Отец сначала отвернулся и отошел к окну, словно прячась от меня, и только потом признался:
– Глеб написал, что тебя больше не ищут как подозреваемую. По всей видимости, тех ребят отравили, прежде чем… порезать. Думаю, ты права: некромант убил их, чтобы подчинить своей воле и натравить на тебя. Насколько я понимаю, ваши миллиты…
– Полиция, – машинально поправила я.
– Ну да… Они выяснили, что все раны на телах погибших нанесены посмертно, а сами жертвы были уже мертвы, когда ты еще оставалась на вечеринке с друзьями. Так что теперь тебя ищут как свидетеля или возможного потерпевшего.
– Значит,
Колт не ответил. Какое-то время он молчал, глядя на кружащиеся за окном снежинки, которые по-прежнему таяли, едва опустившись на землю.

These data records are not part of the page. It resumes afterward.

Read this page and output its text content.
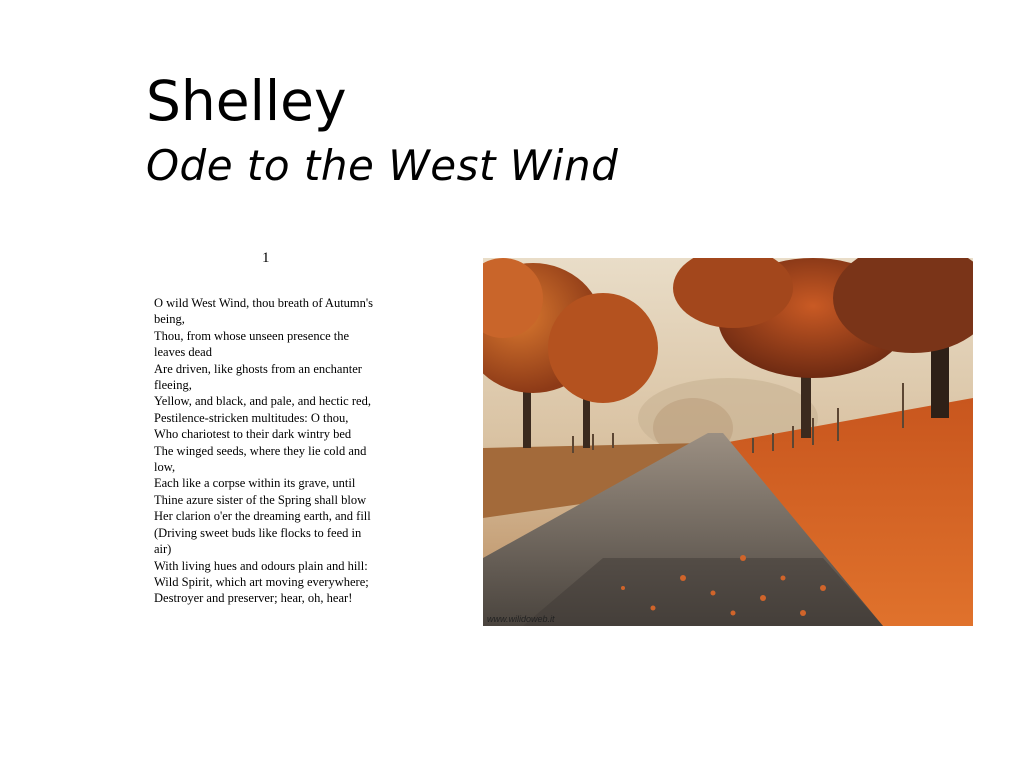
Shelley
Ode to the West Wind
1
O wild West Wind, thou breath of Autumn's
being,
Thou, from whose unseen presence the
leaves dead
Are driven, like ghosts from an enchanter
fleeing,
Yellow, and black, and pale, and hectic red,
Pestilence-stricken multitudes: O thou,
Who chariotest to their dark wintry bed
The winged seeds, where they lie cold and
low,
Each like a corpse within its grave, until
Thine azure sister of the Spring shall blow
Her clarion o'er the dreaming earth, and fill
(Driving sweet buds like flocks to feed in
air)
With living hues and odours plain and hill:
Wild Spirit, which art moving everywhere;
Destroyer and preserver; hear, oh, hear!
www.wilidoweb.it
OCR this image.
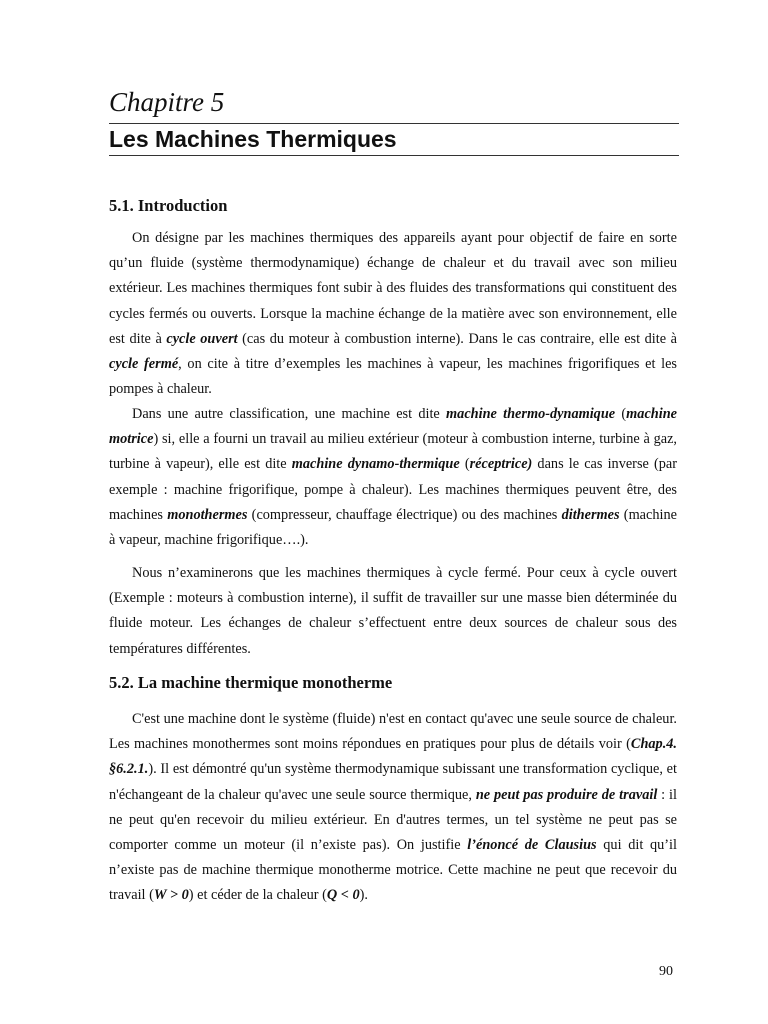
Chapitre 5
Les Machines Thermiques
5.1. Introduction

On désigne par les machines thermiques des appareils ayant pour objectif de faire en sorte qu’un fluide (système thermodynamique) échange de chaleur et du travail avec son milieu extérieur. Les machines thermiques font subir à des fluides des transformations qui constituent des cycles fermés ou ouverts. Lorsque la machine échange de la matière avec son environnement, elle est dite à cycle ouvert (cas du moteur à combustion interne). Dans le cas contraire, elle est dite à cycle fermé, on cite à titre d’exemples les machines à vapeur, les machines frigorifiques et les pompes à chaleur.

Dans une autre classification, une machine est dite machine thermo-dynamique (machine motrice) si, elle a fourni un travail au milieu extérieur (moteur à combustion interne, turbine à gaz, turbine à vapeur), elle est dite machine dynamo-thermique (réceptrice) dans le cas inverse (par exemple : machine frigorifique, pompe à chaleur). Les machines thermiques peuvent être, des machines monothermes (compresseur, chauffage électrique) ou des machines dithermes (machine à vapeur, machine frigorifique….).

Nous n’examinerons que les machines thermiques à cycle fermé. Pour ceux à cycle ouvert (Exemple : moteurs à combustion interne), il suffit de travailler sur une masse bien déterminée du fluide moteur. Les échanges de chaleur s’effectuent entre deux sources de chaleur sous des températures différentes.

5.2. La machine thermique monotherme

C'est une machine dont le système (fluide) n'est en contact qu'avec une seule source de chaleur. Les machines monothermes sont moins répondues en pratiques pour plus de détails voir (Chap.4. §6.2.1.). Il est démontré qu'un système thermodynamique subissant une transformation cyclique, et n'échangeant de la chaleur qu'avec une seule source thermique, ne peut pas produire de travail : il ne peut qu'en recevoir du milieu extérieur. En d'autres termes, un tel système ne peut pas se comporter comme un moteur (il n’existe pas). On justifie l’énoncé de Clausius qui dit qu’il n’existe pas de machine thermique monotherme motrice. Cette machine ne peut que recevoir du travail (W > 0) et céder de la chaleur (Q < 0).

90
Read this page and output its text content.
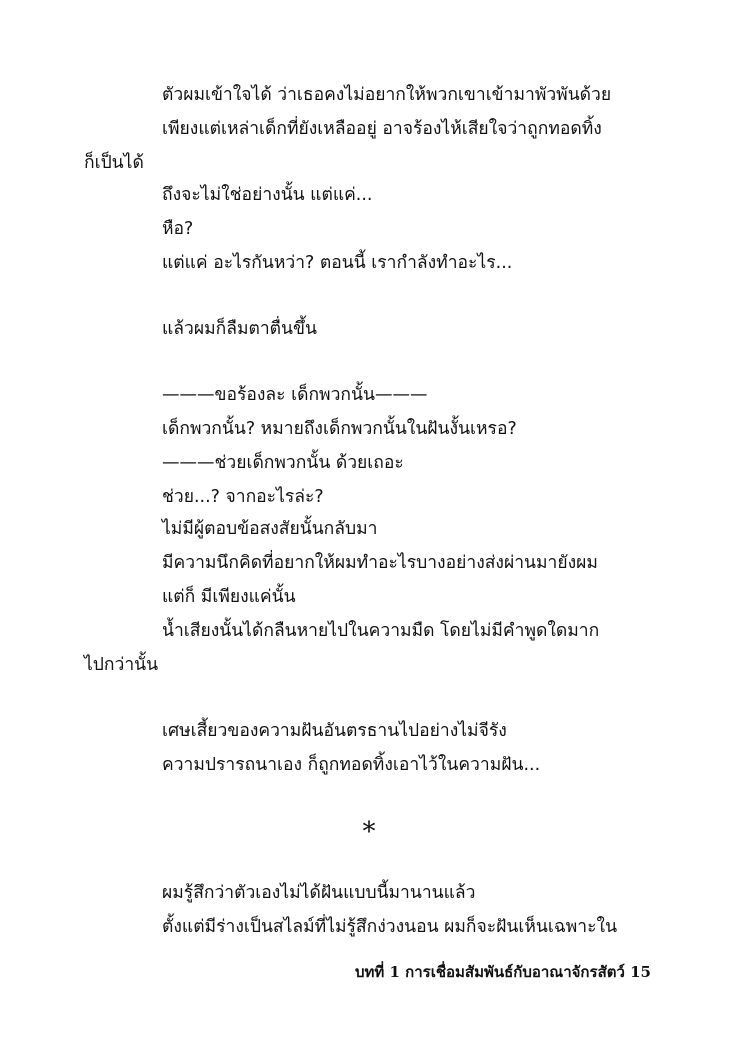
ตัวผมเข้าใจได้ ว่าเธอคงไม่อยากให้พวกเขาเข้ามาพัวพันด้วย
เพียงแต่เหล่าเด็กที่ยังเหลืออยู่ อาจร้องไห้เสียใจว่าถูกทอดทิ้ง
ก็เป็นได้
ถึงจะไม่ใช่อย่างนั้น แต่แค่...
หือ?
แต่แค่ อะไรกันหว่า? ตอนนี้ เรากำลังทำอะไร...
แล้วผมก็ลืมตาตื่นขึ้น
———ขอร้องละ เด็กพวกนั้น———
เด็กพวกนั้น? หมายถึงเด็กพวกนั้นในฝันงั้นเหรอ?
———ช่วยเด็กพวกนั้น ด้วยเถอะ
ช่วย...? จากอะไรล่ะ?
ไม่มีผู้ตอบข้อสงสัยนั้นกลับมา
มีความนึกคิดที่อยากให้ผมทำอะไรบางอย่างส่งผ่านมายังผม
แต่ก็ มีเพียงแค่นั้น
น้ำเสียงนั้นได้กลืนหายไปในความมืด โดยไม่มีคำพูดใดมาก
ไปกว่านั้น
เศษเสี้ยวของความฝันอันตรธานไปอย่างไม่จีรัง
ความปรารถนาเอง ก็ถูกทอดทิ้งเอาไว้ในความฝัน...
*
ผมรู้สึกว่าตัวเองไม่ได้ฝันแบบนี้มานานแล้ว
ตั้งแต่มีร่างเป็นสไลม์ที่ไม่รู้สึกง่วงนอน ผมก็จะฝันเห็นเฉพาะใน
บทที่ 1 การเชื่อมสัมพันธ์กับอาณาจักรสัตว์ 15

– Хочешь вернуться? – наконец спросил он.
Теперь промолчала я, потому что не знала ответа. Чего я действительно хотела, так это быть в безопасности. А еще чтобы Редек был жив и здоров. И чтобы меня не ненавидели окружающие. И чтобы Рабан не покидал академию, а лучше вовсе забыл о своей мести. И чтобы вместо начинающейся зимы вдруг наступила весна, мама оказалась жива, а вся прожитая мной жизнь – лишь страшным сном.

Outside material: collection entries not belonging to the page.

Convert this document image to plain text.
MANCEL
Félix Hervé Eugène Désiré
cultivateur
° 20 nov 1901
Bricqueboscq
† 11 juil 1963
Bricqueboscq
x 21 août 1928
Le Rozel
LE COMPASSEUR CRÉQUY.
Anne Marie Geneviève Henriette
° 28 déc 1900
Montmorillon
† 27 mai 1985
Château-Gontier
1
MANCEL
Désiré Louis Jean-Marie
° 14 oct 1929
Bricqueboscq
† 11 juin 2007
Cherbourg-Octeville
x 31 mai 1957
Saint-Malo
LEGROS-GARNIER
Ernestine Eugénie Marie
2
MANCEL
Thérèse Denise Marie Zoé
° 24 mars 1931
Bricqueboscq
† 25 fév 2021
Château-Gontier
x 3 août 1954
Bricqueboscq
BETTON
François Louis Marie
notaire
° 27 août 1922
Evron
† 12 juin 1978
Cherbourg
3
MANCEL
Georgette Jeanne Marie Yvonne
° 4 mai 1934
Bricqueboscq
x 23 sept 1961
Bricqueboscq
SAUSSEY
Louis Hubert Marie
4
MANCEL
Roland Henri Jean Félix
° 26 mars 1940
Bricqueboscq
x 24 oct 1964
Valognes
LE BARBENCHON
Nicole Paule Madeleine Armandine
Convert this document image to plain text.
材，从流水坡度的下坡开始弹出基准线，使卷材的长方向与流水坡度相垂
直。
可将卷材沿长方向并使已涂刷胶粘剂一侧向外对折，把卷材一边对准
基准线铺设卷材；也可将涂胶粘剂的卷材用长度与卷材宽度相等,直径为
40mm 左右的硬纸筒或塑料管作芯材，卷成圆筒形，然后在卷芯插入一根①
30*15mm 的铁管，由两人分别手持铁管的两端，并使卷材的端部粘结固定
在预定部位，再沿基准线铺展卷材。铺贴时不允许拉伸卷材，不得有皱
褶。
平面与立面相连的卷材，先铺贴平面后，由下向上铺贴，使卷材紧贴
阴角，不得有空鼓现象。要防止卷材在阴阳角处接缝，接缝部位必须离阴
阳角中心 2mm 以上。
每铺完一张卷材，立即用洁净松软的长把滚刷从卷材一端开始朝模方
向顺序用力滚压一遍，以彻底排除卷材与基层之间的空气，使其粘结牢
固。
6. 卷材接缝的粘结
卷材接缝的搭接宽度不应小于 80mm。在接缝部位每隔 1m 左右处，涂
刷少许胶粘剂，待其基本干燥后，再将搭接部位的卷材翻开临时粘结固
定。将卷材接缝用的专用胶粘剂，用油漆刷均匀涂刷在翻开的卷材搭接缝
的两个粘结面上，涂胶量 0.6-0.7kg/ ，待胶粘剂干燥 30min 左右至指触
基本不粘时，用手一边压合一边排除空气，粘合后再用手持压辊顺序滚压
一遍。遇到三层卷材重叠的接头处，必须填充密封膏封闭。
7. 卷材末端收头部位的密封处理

– Не знаю, – выдала я сокращенную версию ответа, чтобы не выглядеть совсем уж сопливой дурой.
– Быть может, сейчас так будет лучше для тебя, – пробормотал Колт, прежде чем уйти. – Подумай.
Когда за ним закрылась дверь, я почувствовала, как губы непроизвольно кривятся и дрожат, а глаза наполняются слезами. Наверное, задавая вопрос, я ждала, что Колт сядет на кровать рядом со мной, крепко обнимет и пообещает, что все будет хорошо и мне ничего не грозит и здесь. Ведь он крутой и сможет защитить меня от всех – и от некромантов, и от недоброжелателей. Лишь бы только я осталась с ним. Но оказалось, что он готов легко меня отпустить. Снова.

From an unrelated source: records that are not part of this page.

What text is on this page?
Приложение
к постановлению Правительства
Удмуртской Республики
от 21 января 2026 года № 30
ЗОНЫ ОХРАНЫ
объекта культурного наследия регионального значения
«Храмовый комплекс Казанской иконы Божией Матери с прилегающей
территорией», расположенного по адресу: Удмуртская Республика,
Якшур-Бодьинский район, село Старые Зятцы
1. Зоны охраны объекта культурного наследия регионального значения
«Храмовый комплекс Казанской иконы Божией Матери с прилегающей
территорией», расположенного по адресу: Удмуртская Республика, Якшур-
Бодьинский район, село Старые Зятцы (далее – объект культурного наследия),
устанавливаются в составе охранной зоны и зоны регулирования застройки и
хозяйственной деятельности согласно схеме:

Тогда что вообще меня здесь держит?
Комната, в которой я безвылазно просидела два дня, к вечеру начала душить и давить на психику. Выйти за дверь стало необходимостью, и посреди ночи я обнаружила себя на одной из боковых, скрытых от посторонних глаз лестниц в редко посещаемой части замка с тлеющей сигаретой в пальцах. Она сгорела уже до половины, а я так и не сделала ни одной серьезной затяжки. Кажется, за последние месяцы успела разлюбить курение. Я и раньше курила или за компанию, или из чувства противоречия, в качестве вызова неизвестно кому. Теперь это казалось по-детски глупым.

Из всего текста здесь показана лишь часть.